Aligoté

A big favourite for me, tho I'd contend it needs both old vines and old oak. Most of my favourite producers already mentioned here.

Dave- I have a sixer of Andrew and Emma's (which is properly wonderful), will bring you one next time we're together. They're also doing some of it with skin contact which I think has just been bottled.

A good article here from Alice F: http://www.alicefeiring.com/files/aligotés-return.pdf
 
A big favourite for me, tho I'd contend it needs both old vines and old oak. Most of my favourite producers already mentioned here.

Dave- I have a sixer of Andrew and Emma's (which is properly wonderful), will bring you one next time we're together. They're also doing some of it with skin contact which I think has just been bottled.

A good article here from Alice F: http://www.alicefeiring.com/files/aligotés-return.pdf
Thanks Oli. The skin contact sounds interesting. Bit of texture with the acidity sounds a way to go.
 
A big favourite for me, tho I'd contend it needs both old vines and old oak. Most of my favourite producers already mentioned here.

Dave- I have a sixer of Andrew and Emma's (which is properly wonderful), will bring you one next time we're together. They're also doing some of it with skin contact which I think has just been bottled.

A good article here from Alice F: http://www.alicefeiring.com/files/aligotés-return.pdf
I was a WoFW subbie back then (withdrew after 53) and I do vaguely recall that article. I will have to pull it down and read it again. Thanks.
 
Benoit Ente”s wines have nowhere near the class of Arnaud”s.

Very interesting that the latter acquired the parcel of Champ gain in Puligny . Yet to taste it but the price has already multiplied several times.....

Thread drift. I apologise. Just not an Aligoté fan I’m afraid.
 
Many producers I visit in Burgundy don't bother to show their Aligoté (as is the case in reds with Passetoutgrains and even sometimes with Bourgogne Pinot Noir).

More sepcifically, when visiting Chevillon in Nuits, I only occasionally see a white (usually already in bottle), and I've never seen the Bourgogne-Aligoté.

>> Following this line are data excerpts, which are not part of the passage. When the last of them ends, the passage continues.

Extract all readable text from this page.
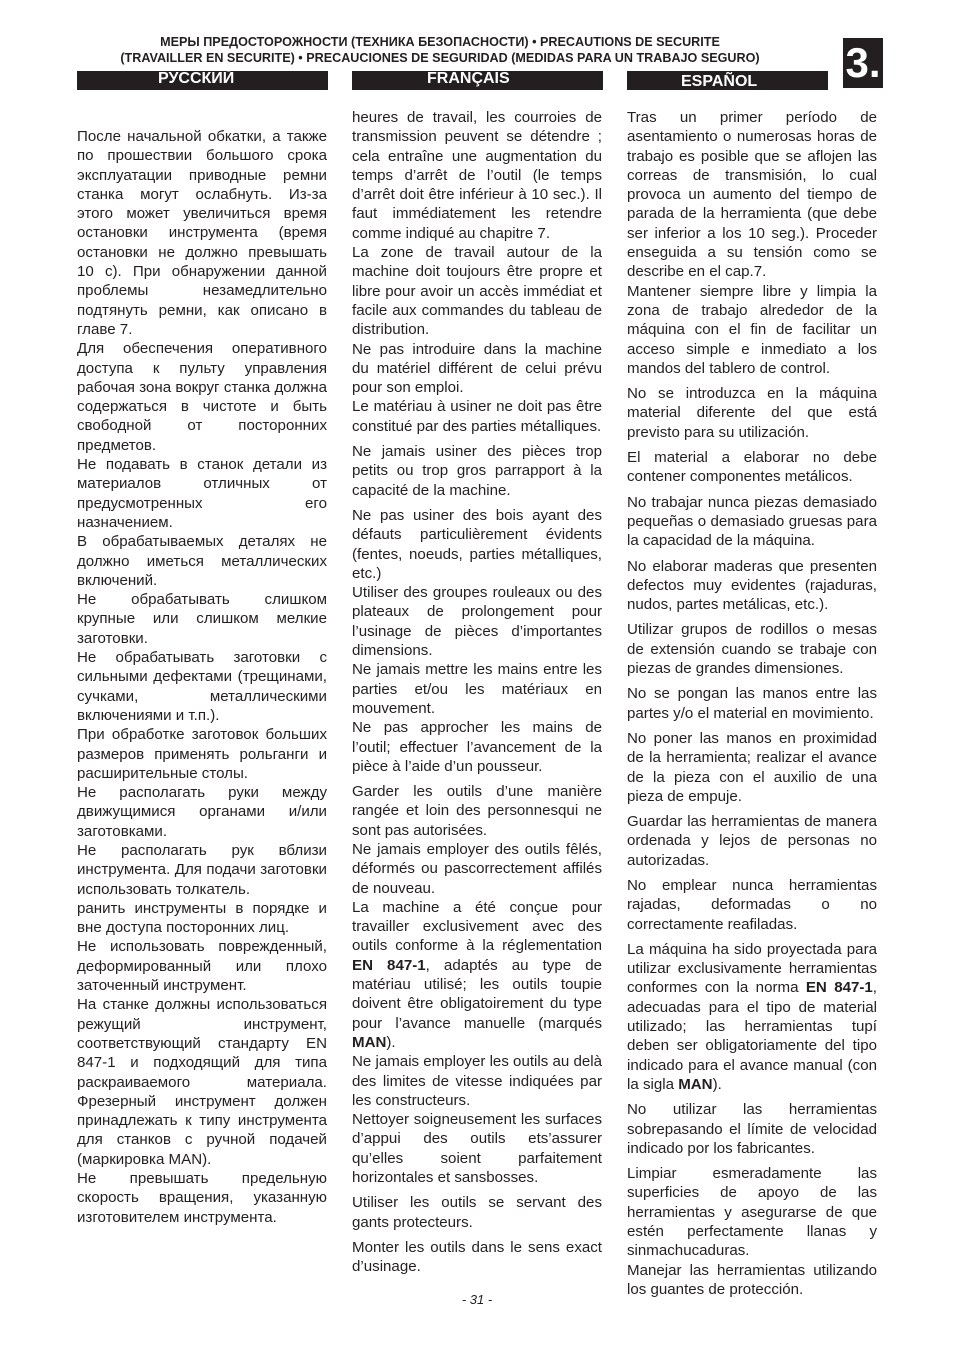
МЕРЫ ПРЕДОСТОРОЖНОСТИ (ТЕХНИКА БЕЗОПАСНОСТИ) • PRECAUTIONS DE SECURITE
(TRAVAILLER EN SECURITE) • PRECAUCIONES DE SEGURIDAD (MEDIDAS PARA UN TRABAJO SEGURO)	3.
РУССКИЙ	FRANÇAIS	ESPAÑOL

После начальной обкатки, а также по прошествии большого срока эксплуатации приводные ремни станка могут ослабнуть. Из-за этого может увеличиться время остановки инструмента (время остановки не должно превышать 10 с). При обнаружении данной проблемы незамедлительно подтянуть ремни, как описано в главе 7.

Для обеспечения оперативного доступа к пульту управления рабочая зона вокруг станка должна содержаться в чистоте и быть свободной от посторонних предметов.

Не подавать в станок детали из материалов отличных от предусмотренных его назначением.

В обрабатываемых деталях не должно иметься металлических включений.

Не обрабатывать слишком крупные или слишком мелкие заготовки.

Не обрабатывать заготовки с сильными дефектами (трещинами, сучками, металлическими включениями и т.п.).

При обработке заготовок больших размеров применять рольганги и расширительные столы.

Не располагать руки между движущимися органами и/или заготовками.

Не располагать рук вблизи инструмента. Для подачи заготовки использовать толкатель.

ранить инструменты в порядке и вне доступа посторонних лиц.

Не использовать поврежденный, деформированный или плохо заточенный инструмент.

На станке должны использоваться режущий инструмент, соответствующий стандарту EN 847-1 и подходящий для типа раскраиваемого материала. Фрезерный инструмент должен принадлежать к типу инструмента для станков с ручной подачей (маркировка MAN).

Не превышать предельную скорость вращения, указанную изготовителем инструмента.

heures de travail, les courroies de transmission peuvent se détendre ; cela entraîne une augmentation du temps d’arrêt de l’outil (le temps d’arrêt doit être inférieur à 10 sec.). Il faut immédiatement les retendre comme indiqué au chapitre 7.

La zone de travail autour de la machine doit toujours être propre et libre pour avoir un accès immédiat et facile aux commandes du tableau de distribution.

Ne pas introduire dans la machine du matériel différent de celui prévu pour son emploi.

Le matériau à usiner ne doit pas être constitué par des parties métalliques.

Ne jamais usiner des pièces trop petits ou trop gros parrapport à la capacité de la machine.

Ne pas usiner des bois ayant des défauts particulièrement évidents (fentes, noeuds, parties métalliques, etc.)

Utiliser des groupes rouleaux ou des plateaux de prolongement pour l’usinage de pièces d’importantes dimensions.

Ne jamais mettre les mains entre les parties et/ou les matériaux en mouvement.

Ne pas approcher les mains de l’outil; effectuer l’avancement de la pièce à l’aide d’un pousseur.

Garder les outils d’une manière rangée et loin des personnesqui ne sont pas autorisées.

Ne jamais employer des outils fêlés, déformés ou pascorrectement affilés de nouveau.

La machine a été conçue pour travailler exclusivement avec des outils conforme à la réglementation EN 847-1, adaptés au type de matériau utilisé; les outils toupie doivent être obligatoirement du type pour l’avance manuelle (marqués MAN).

Ne jamais employer les outils au delà des limites de vitesse indiquées par les constructeurs.

Nettoyer soigneusement les surfaces d’appui des outils ets’assurer qu’elles soient parfaitement horizontales et sansbosses.

Utiliser les outils se servant des gants protecteurs.

Monter les outils dans le sens exact d’usinage.

Tras un primer período de asentamiento o numerosas horas de trabajo es posible que se aflojen las correas de transmisión, lo cual provoca un aumento del tiempo de parada de la herramienta (que debe ser inferior a los 10 seg.). Proceder enseguida a su tensión como se describe en el cap.7.

Mantener siempre libre y limpia la zona de trabajo alrededor de la máquina con el fin de facilitar un acceso simple e inmediato a los mandos del tablero de control.

No se introduzca en la máquina material diferente del que está previsto para su utilización.

El material a elaborar no debe contener componentes metálicos.

No trabajar nunca piezas demasiado pequeñas o demasiado gruesas para la capacidad de la máquina.

No elaborar maderas que presenten defectos muy evidentes (rajaduras, nudos, partes metálicas, etc.).

Utilizar grupos de rodillos o mesas de extensión cuando se trabaje con piezas de grandes dimensiones.

No se pongan las manos entre las partes y/o el material en movimiento.

No poner las manos en proximidad de la herramienta; realizar el avance de la pieza con el auxilio de una pieza de empuje.

Guardar las herramientas de manera ordenada y lejos de personas no autorizadas.

No emplear nunca herramientas rajadas, deformadas o no correctamente reafiladas.

La máquina ha sido proyectada para utilizar exclusivamente herramientas conformes con la norma EN 847-1, adecuadas para el tipo de material utilizado; las herramientas tupí deben ser obligatoriamente del tipo indicado para el avance manual (con la sigla MAN).

No utilizar las herramientas sobrepasando el límite de velocidad indicado por los fabricantes.

Limpiar esmeradamente las superficies de apoyo de las herramientas y asegurarse de que estén perfectamente llanas y sinmachucaduras.

Manejar las herramientas utilizando los guantes de protección.

- 31 -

But I came across a bottle of the 2015 in Kermit Lynch's store in Berkeley and it's really one of the best and most classic versions of the grape that I've experienced: stoniness playing against the fruit in a body that is medium-weight but light on the palate; good acidity but also some richness of texture.
 
Any thoughts on why that is the case Claude?
In addition to what Tom says above, it's possible that they feel that (1) there's already enough wine to taste, (2) the wine has been recently bottled and they don't want to open it, (3) the wine is intended mostly for consumption by the vigneron and friends or at least is not for the export market for the most part, (4) readers of specialized wine publications are interested only in "fine wine" (i.e., Pinot Noir and Chardonnay),* etc.

* I've been told by some vignerons that at least one of my colleagues (who is quite well-known) will not deign to taste anything but premier and grand cru, and I also know of individuals guided by importers who take the same position.
 
Last edited:
In addition to what Tom says above, it's possible that they feel that (1) there's already enough wine to taste, (2) the wine has been recently bottled and they don't want to open it, (3) the wine is intended mostly for consumption by the vigneron and friends or at least is not for the export market for the most part, (4) readers of specialized wine publications are interested only in "fine wine" (i.e., Pinot Noir and Chardonnay),* etc.

* I've been told by some vignerons that at least one of my colleagues (who is quite well-known) will not deign to taste anything but premier and grand cru, and I also know of individuals guided by importers who take the same position.
I like people like that. Let others pay a fortune for the top wines whilst we enjoy great wine for a bit less. Remember that Roulot Monthélie we drank a couple of years ago!
 
The Anne Boisson Aligote 2014 that I had during the week was stunning. Lovely mix of fresh zippy citrus with an underlying richness. Never had it before but was very impressed. Anyone else tried this?
 
In addition to what Tom says above, it's possible that they feel that (1) there's already enough wine to taste, (2) the wine has been recently bottled and they don't want to open it, (3) the wine is intended mostly for consumption by the vigneron and friends or at least is not for the export market for the most part, (4) readers of specialized wine publications are interested only in "fine wine" (i.e., Pinot Noir and Chardonnay),* etc.

* I've been told by some vignerons that at least one of my colleagues (who is quite well-known) will not deign to taste anything but premier and grand cru, and I also know of individuals guided by importers who take the same position.

During my days of tasting in Burgundy many producers were quite keen for us to taste their "lesser" wines, including Aligote, which we were only too happy to taste. The big problem apparently was, at the time anyway, it was impossible to sell.
 
During my days of tasting in Burgundy many producers were quite keen for us to taste their "lesser" wines, including Aligote, which we were only too happy to taste. The big problem apparently was, at the time anyway, it was impossible to sell.
In my experience, UK individual customers generally are more likely to take lesser wines and less fashionable vintages than are American individual customers.